India issues Revised Order for HVDC LCC type substations

India issues Revised Order for HVDC LCC type substations

What Happened The Ministry of Power issued a revised order on April 30, 2026, setting phased local content requirements for HVDC LCC-type substations. The schedule: 30% until March 2028, rising to 40% through March 2030, 50% through March 2032, and 60% from April 2032 through March 2035. The framework applies to EPC and turnkey projects under Public Procurement rules.

Why It Matters The phased approach replaces an earlier immediate 60% mandate that domestic manufacturers were not equipped to meet. HVDC systems are central to long-distance bulk power transmission and renewable energy integration. The new timeline gives Indian industry room to build capability in converter transformers, valves, and control systems. The sector represents a $14–15 billion opportunity over the next five to six years.
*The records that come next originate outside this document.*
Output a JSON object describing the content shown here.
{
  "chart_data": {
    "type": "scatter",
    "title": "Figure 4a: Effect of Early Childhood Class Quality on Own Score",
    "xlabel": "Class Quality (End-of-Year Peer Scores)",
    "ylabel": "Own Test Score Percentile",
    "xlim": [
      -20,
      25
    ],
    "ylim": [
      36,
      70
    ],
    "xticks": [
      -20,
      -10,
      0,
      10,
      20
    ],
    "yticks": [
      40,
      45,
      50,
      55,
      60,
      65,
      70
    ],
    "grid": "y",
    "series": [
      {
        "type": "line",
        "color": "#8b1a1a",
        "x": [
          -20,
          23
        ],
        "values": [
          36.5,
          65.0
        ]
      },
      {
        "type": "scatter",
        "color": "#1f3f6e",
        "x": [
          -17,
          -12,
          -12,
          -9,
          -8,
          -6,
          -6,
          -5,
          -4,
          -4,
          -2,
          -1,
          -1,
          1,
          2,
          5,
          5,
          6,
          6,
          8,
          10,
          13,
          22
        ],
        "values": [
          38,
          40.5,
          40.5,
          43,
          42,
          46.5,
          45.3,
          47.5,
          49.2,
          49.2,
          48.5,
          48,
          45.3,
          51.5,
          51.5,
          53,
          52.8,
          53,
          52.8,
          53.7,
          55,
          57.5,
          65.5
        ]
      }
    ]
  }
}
Industry Context HVDC technology has long been dominated by global suppliers. Indian manufacturers are still developing the skills for component sourcing, testing, and system integration at this level. Companies like Hitachi Energy have committed ₹2,000 crore over five years toward domestic HVDC manufacturing — signalling that serious investment is beginning to follow the policy intent.

Our Take The graduated timeline is a pragmatic acknowledgement of the real engineering gap between conventional AC transmission equipment and HVDC power electronics. Hitting a localisation number on paper matters far less than building the quality assurance and training infrastructure to back it up.